The need to select multiple projects complicates the situation due to the potential synergy between the different offerings. The ecosystem approach employed by many modern technological manufacturers, especially Apple, can serve as an example. Apple products are possibly too expensive for a consumer individually, but they work together seamlessly, creating a convenient user experience and encouraging people to get multiple items at once. Recognizing such opportunities for cooperation between different projects can be challenging, though the clustering approach offered by C Concept Generation & Screening (n.d.) may help. Identification of thematically similar ideas may assist in the formation of associations, letting one see possible links.
Idea screening is a complicated process that is essential to the creation of new projects.

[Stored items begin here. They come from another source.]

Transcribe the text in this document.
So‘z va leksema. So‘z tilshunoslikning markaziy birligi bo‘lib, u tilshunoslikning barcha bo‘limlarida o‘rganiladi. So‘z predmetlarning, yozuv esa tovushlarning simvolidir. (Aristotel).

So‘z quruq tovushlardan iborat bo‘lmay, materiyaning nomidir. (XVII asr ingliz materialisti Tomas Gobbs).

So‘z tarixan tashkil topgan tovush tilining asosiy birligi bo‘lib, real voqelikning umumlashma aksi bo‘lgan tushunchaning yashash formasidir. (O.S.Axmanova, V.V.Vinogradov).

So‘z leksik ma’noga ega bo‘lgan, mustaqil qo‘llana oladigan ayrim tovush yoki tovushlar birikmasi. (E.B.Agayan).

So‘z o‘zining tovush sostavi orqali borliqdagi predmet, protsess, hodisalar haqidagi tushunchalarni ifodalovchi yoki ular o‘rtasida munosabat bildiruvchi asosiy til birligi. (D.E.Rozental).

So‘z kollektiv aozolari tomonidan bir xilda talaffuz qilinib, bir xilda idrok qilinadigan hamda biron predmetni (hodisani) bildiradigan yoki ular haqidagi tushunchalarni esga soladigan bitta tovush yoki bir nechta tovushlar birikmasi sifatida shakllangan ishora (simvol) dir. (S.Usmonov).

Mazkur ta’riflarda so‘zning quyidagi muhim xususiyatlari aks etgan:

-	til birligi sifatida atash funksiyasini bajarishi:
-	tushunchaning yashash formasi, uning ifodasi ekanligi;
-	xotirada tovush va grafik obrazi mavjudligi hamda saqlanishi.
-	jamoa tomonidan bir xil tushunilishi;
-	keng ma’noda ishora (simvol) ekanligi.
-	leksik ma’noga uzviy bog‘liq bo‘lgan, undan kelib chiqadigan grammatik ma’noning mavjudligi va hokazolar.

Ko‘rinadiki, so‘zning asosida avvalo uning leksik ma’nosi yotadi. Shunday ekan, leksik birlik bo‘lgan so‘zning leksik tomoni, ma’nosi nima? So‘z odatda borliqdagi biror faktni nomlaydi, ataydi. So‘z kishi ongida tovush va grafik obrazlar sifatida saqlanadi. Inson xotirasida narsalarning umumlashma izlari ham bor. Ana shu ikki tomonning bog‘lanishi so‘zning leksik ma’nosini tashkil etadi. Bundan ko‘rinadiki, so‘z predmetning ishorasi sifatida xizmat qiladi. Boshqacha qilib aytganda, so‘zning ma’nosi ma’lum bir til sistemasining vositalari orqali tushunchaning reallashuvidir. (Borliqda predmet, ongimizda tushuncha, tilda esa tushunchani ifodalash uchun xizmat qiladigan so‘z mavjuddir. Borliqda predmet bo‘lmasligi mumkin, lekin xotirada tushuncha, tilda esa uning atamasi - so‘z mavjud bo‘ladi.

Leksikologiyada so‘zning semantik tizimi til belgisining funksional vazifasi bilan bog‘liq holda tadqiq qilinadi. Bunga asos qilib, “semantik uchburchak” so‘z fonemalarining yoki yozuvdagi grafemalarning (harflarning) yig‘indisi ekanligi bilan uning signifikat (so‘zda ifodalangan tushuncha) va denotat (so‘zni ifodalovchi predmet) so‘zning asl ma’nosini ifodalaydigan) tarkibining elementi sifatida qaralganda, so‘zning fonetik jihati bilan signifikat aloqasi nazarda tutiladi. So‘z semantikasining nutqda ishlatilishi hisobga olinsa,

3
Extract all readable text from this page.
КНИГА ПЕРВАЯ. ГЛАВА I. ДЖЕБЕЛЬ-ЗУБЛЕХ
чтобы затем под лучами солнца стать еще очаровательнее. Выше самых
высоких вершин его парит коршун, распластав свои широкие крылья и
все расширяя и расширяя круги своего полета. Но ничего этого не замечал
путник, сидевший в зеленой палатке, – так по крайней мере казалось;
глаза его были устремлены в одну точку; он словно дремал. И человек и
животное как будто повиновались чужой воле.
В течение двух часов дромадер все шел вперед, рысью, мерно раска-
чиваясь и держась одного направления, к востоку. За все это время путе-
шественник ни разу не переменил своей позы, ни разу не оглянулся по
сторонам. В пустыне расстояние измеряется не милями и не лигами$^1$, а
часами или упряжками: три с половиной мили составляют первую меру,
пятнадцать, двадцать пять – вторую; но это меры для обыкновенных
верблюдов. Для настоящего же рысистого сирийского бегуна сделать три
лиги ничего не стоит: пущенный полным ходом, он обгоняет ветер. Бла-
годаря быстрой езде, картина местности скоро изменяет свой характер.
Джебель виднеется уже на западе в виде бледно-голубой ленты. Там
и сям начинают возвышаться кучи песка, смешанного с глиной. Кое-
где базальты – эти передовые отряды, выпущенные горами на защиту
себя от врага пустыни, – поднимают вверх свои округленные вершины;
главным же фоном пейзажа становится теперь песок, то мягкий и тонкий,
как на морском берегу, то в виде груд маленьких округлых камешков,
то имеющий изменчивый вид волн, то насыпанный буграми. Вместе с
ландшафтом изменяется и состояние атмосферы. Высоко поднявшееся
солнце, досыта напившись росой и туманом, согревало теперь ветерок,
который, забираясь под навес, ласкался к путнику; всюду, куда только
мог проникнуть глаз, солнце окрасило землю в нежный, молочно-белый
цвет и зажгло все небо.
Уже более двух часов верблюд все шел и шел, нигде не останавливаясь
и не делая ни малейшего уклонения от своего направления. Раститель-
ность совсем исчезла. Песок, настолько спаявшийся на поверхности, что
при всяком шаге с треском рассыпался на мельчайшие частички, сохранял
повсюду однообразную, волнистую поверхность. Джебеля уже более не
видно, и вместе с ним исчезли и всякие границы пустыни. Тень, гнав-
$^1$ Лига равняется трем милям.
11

It is responsible for filtering the various concepts, many of which are non-viable or unrealistic, and delivering a plan of action for a successful product. Consumer feedback is a valuable part of the approach, especially in the current time, when it is readily available via the Internet. Nevertheless, the selection requires considerable expertise, particularly when it comes to choosing multiple projects at once. The potential synergies have to be taken into account, and the clustering approach can help in the achievement of that goal.
C Concept Generation & Screening, n.d., Web.
Pfeffermann, N, & Gould, J (eds.) 2017, Strategy and communication for innovation: integrative perspectives on innovation in the digital economy, Springer, Cham, Switzerland.